My identity was anchored on being a student-athlete. At the peak of COVID, I decided I would not return if collegiate athletics made a comeback. I’d been running competitively for seven years and I never thought I’d stop so suddenly and without warning. I am not alone, as other athletes throughout the country also stopped competing and practicing. Like me, these athlete’s identities are strongly tied to their respective sport, but this was suddenly taken from them. 

As students, we struggled with well over a year of virtual schooling and an empty campus. We hardly felt like students even though that is who we’ve been a majority of our lives.

I struggled to accept these changes. Everything in my life revolved around running. My eating habits, my sleep schedule and even my school schedule depended on running. 

I also didn’t feel like a student. Zoom failed to replace a physical classroom. Listening to a lecture on a laptop felt lonely and I simply missed being present with my peers. I wasn’t allowed for a gradual opportunity to accept that aspects of one’s life inevitably change.

The repercussions of these changes and the resulting identity crisis are frightening. A nationwide study conducted by an assistant professor at the Boston University School of Public Health, Sarah Ketchen Lipson, surveyed 33,000 college students and showed that the prevalence of depression and anxiety among college students reached its greatest level during the peak of the pandemic. “Half of students in fall of 2020 screened positive depression and/or anxiety,” Dr. Lipson stated.

Photo taken by Aldo Perez. Professor John Lind teaches an upper-division math class during the Fall 2021 semester. Note the in-person teaching and the use of masks.
Photo taken by Aldo Perez. Professor John Lind teaches an upper-division math class during the Fall 2021 semester. Note the in-person teaching and the use of masks.
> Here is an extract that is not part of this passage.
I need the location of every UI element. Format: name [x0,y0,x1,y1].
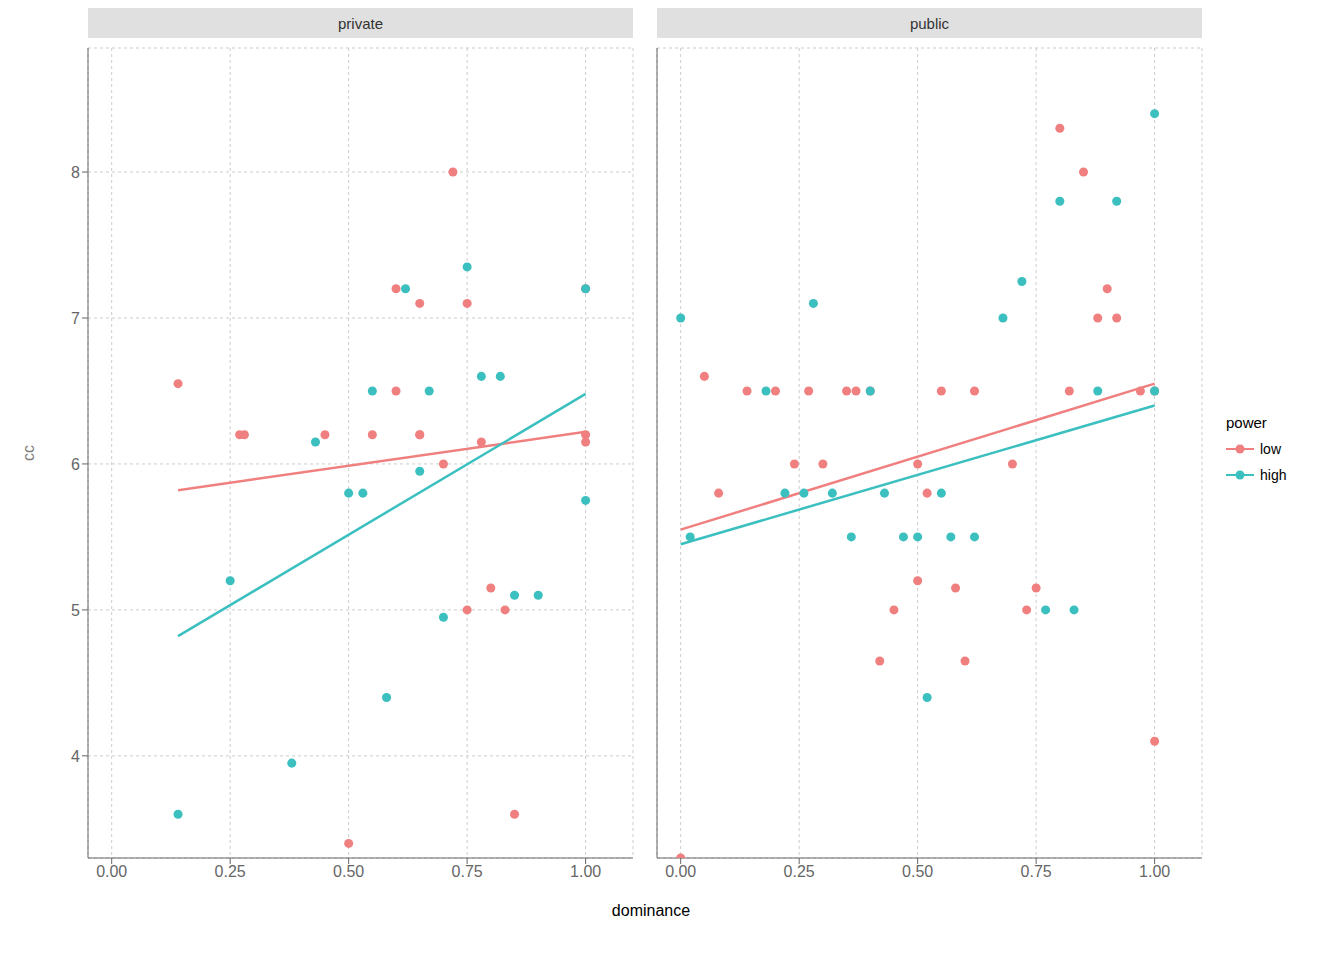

How do we cope with a broken sense of identity and the growing mental health crisis? I think it is important to stay mindful of where we anchor our sense of self. Ultimately, we think our profession is who we are, not just what we do. 

This line of thinking is incredibly problematic but has become so common and ingrained in our modern culture that it affects the way we communicate. For example, when adults talk to kids they ask, “What do you want to be when you grow up?” This idea of being implies that you are what you do. You are not someone who studies; you are a student. You are not someone who works; you are a worker. We, however, have it backwards.

In The War of Art, published in 2002, Steven Pressfield states that the professional (in contrast with the amateur), “stands at one remove from her instrument.” He explains, “She does not identify with this instrument. The professional identifies with her consciousness and her will, not with the matter that her consciousness and will manipulate to serve her art.”

Ultimately, we’ll find joy and become effective in what we do if we can learn to stop tying our identities to it. Perhaps this is easier said than done and I am certainly far from mastering such an ability myself, but being mindful of our sense of identity is already a step in the right direction. And that in and of itself is something to be proud of.